ガンペル氏は、ユー・エス・ジェイを救い、テーマパークという「感動」と「サービス」を提供してくれている人です。
2人目はスチュアート・チェンバース氏。
2007年から日本板硝子株式会社の副社長を務めており、2008年6月の株主総会ならびに取締役会を経て、取締役代表執行役社長兼CEO(グループ全体の執行統括を担う)に就任します。
チェンバース氏は、日本板硝子が買収した、世界ガラス3位の英ピルキントンから迎えられました。
ピルキントン買収により、世界的に注目を浴びた日本板硝子は、海外向け売上高が全体の8割、外国人株主が4割まで増加しました。

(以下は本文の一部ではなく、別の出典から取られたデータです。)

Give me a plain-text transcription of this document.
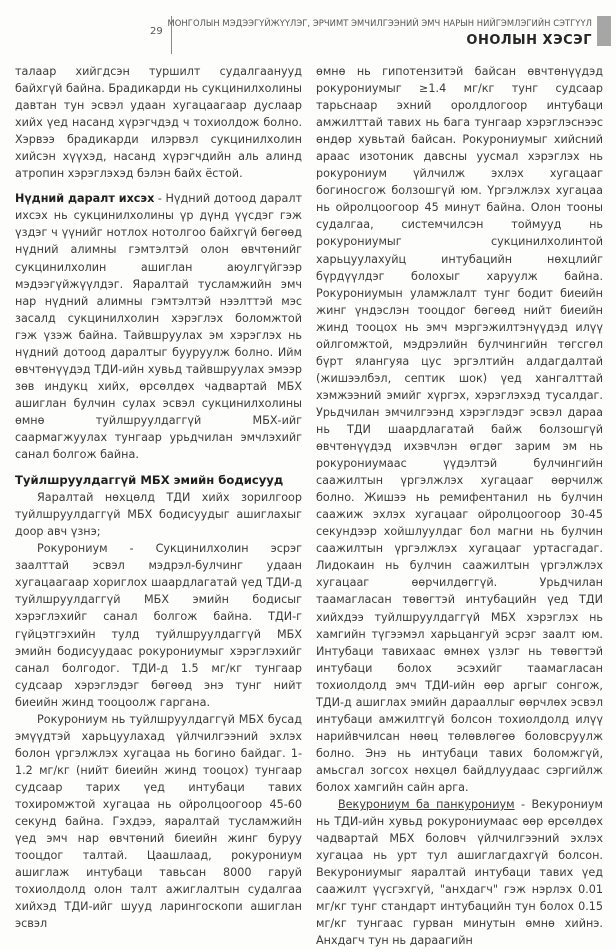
29
МОНГОЛЫН МЭДЭЭГҮЙЖҮҮЛЭГ, ЭРЧИМТ ЭМЧИЛГЭЭНИЙ ЭМЧ НАРЫН НИЙГЭМЛЭГИЙН СЭТГҮҮЛ
ОНОЛЫН ХЭСЭГ

талаар хийгдсэн туршилт судалгаанууд байхгүй байна. Брадикарди нь сукцинилхолины давтан тун эсвэл удаан хугацаагаар дуслаар хийх үед насанд хүрэгчдэд ч тохиолдож болно. Хэрвээ брадикарди илэрвэл сукцинилхолин хийсэн хүүхэд, насанд хүрэгчдийн аль алинд атропин хэрэглэхэд бэлэн байх ёстой.

Нүдний даралт ихсэх - Нүдний дотоод даралт ихсэх нь сукцинилхолины үр дүнд үүсдэг гэж үздэг ч үүнийг нотлох нотолгоо байхгүй бөгөөд нүдний алимны гэмтэлтэй олон өвчтөнийг сукцинилхолин ашиглан аюулгүйгээр мэдээгүйжүүлдэг. Яаралтай тусламжийн эмч нар нүдний алимны гэмтэлтэй нээлттэй мэс засалд сукцинилхолин хэрэглэх боломжтой гэж үзэж байна. Тайвшруулах эм хэрэглэх нь нүдний дотоод даралтыг бууруулж болно. Ийм өвчтөнүүдэд ТДИ-ийн хувьд тайвшруулах эмээр зөв индукц хийх, өрсөлдөх чадвартай МБХ ашиглан булчин сулах эсвэл сукцинилхолины өмнө туйлшруулдаггүй МБХ-ийг саармагжуулах тунгаар урьдчилан эмчлэхийг санал болгож байна.

Туйлшруулдаггүй МБХ эмийн бодисууд

Яаралтай нөхцөлд ТДИ хийх зорилгоор туйлшруулдаггүй МБХ бодисуудыг ашиглахыг доор авч үзнэ;

Рокурониум - Сукцинилхолин эсрэг заалттай эсвэл мэдрэл-булчинг удаан хугацаагаар хориглох шаардлагатай үед ТДИ-д туйлшруулдаггүй МБХ эмийн бодисыг хэрэглэхийг санал болгож байна. ТДИ-г гүйцэтгэхийн тулд туйлшруулдаггүй МБХ эмийн бодисуудаас рокурониумыг хэрэглэхийг санал болгодог. ТДИ-д 1.5 мг/кг тунгаар судсаар хэрэглэдэг бөгөөд энэ тунг нийт биеийн жинд тооцоолж гаргана.

Рокурониум нь туйлшруулдаггүй МБХ бусад эмүүдтэй харьцуулахад үйлчилгээний эхлэх болон үргэлжлэх хугацаа нь богино байдаг. 1-1.2 мг/кг (нийт биеийн жинд тооцох) тунгаар судсаар тарих үед интубаци тавих тохиромжтой хугацаа нь ойролцоогоор 45-60 секунд байна. Гэхдээ, яаралтай тусламжийн үед эмч нар өвчтөний биеийн жинг буруу тооцдог талтай. Цаашлаад, рокурониум ашиглаж интубаци тавьсан 8000 гаруй тохиолдолд олон талт ажиглалтын судалгаа хийхэд ТДИ-ийг шууд ларингоскопи ашиглан эсвэл

өмнө нь гипотензитэй байсан өвчтөнүүдэд рокурониумыг ≥1.4 мг/кг тунг судсаар тарьснаар эхний оролдлогоор интубаци амжилттай тавих нь бага тунгаар хэрэглэснээс өндөр хувьтай байсан. Рокурониумыг хийсний араас изотоник давсны уусмал хэрэглэх нь рокурониум үйлчилж эхлэх хугацааг богиносгож болзошгүй юм. Үргэлжлэх хугацаа нь ойролцоогоор 45 минут байна. Олон тооны судалгаа, системчилсэн тоймууд нь рокурониумыг сукцинилхолинтой харьцуулахуйц интубацийн нөхцлийг бүрдүүлдэг болохыг харуулж байна. Рокурониумын уламжлалт тунг бодит биеийн жинг үндэслэн тооцдог бөгөөд нийт биеийн жинд тооцох нь эмч мэргэжилтэнүүдэд илүү ойлгомжтой, мэдрэлийн булчингийн төгсгөл бүрт ялангуяа цус эргэлтийн алдагдалтай (жишээлбэл, септик шок) үед хангалттай хэмжээний эмийг хүргэх, хэрэглэхэд тусалдаг. Урьдчилан эмчилгээнд хэрэглэдэг эсвэл дараа нь ТДИ шаардлагатай байж болзошгүй өвчтөнүүдэд ихэвчлэн өгдөг зарим эм нь рокурониумаас үүдэлтэй булчингийн саажилтын үргэлжлэх хугацааг өөрчилж болно. Жишээ нь ремифентанил нь булчин саажиж эхлэх хугацааг ойролцоогоор 30-45 секундээр хойшлуулдаг бол магни нь булчин саажилтын үргэлжлэх хугацааг уртасгадаг. Лидокаин нь булчин саажилтын үргэлжлэх хугацааг өөрчилдөггүй. Урьдчилан таамагласан төвөгтэй интубацийн үед ТДИ хийхдээ туйлшруулдаггүй МБХ хэрэглэх нь хамгийн түгээмэл харьцангуй эсрэг заалт юм. Интубаци тавихаас өмнөх үзлэг нь төвөгтэй интубаци болох эсэхийг таамагласан тохиолдолд эмч ТДИ-ийн өөр аргыг сонгож, ТДИ-д ашиглах эмийн дарааллыг өөрчлөх эсвэл интубаци амжилтгүй болсон тохиолдолд илүү нарийвчилсан нөөц төлөвлөгөө боловсруулж болно. Энэ нь интубаци тавих боломжгүй, амьсгал зогсох нөхцөл байдлуудаас сэргийлж болох хамгийн сайн арга.

Векурониум ба панкурониум - Векурониум нь ТДИ-ийн хувьд рокурониумаас өөр өрсөлдөх чадвартай МБХ боловч үйлчилгээний эхлэх хугацаа нь урт тул ашиглагдахгүй болсон. Векурониумыг яаралтай интубаци тавих үед саажилт үүсгэхгүй, "анхдагч" гэж нэрлэх 0.01 мг/кг тунг стандарт интубацийн тун болох 0.15 мг/кг тунгаас гурван минутын өмнө хийнэ. Анхдагч тун нь дараагийн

顧客と株主への対応の複雑化に「日本人の手には負えない」と感じた藤本勝司現社長は、「外部の知恵を入れて経営を学びなおすことが必要」と、チェンバース氏の就任を決断します。
チェンバース氏は、「激化する世界競争を勝ち抜くためには、日本人中心の企業統治体制では通用しない」ことを教えてくれている人です。
2人はまさに、外国人の視点を日本に持ち込んだことで、日本企業の経営を救いました。
つまり、企業を再建し、新たなステップを踏み出す手段として、外国人経営者が選ばれたのです。
■開国が日本を救う
【2006年の日本の外国人登録者は208万人】
【日本の人手不足解消には今後50年で1,000万人の外国人受入が必要】
「まず数ありき」ではなく、国際社会における日本の存在感、世界視点が求められる産業地図の中での企業経営を考えれば、外国人がいることは必然になるのではないでしょうか。
「今後の少子高齢社会を踏まえた、企業のグローバル化と持続的成長を実現するための、戦略的人事」これを本気で実行しようとすれば、いやがおうにもダイバーシティは推進されますね。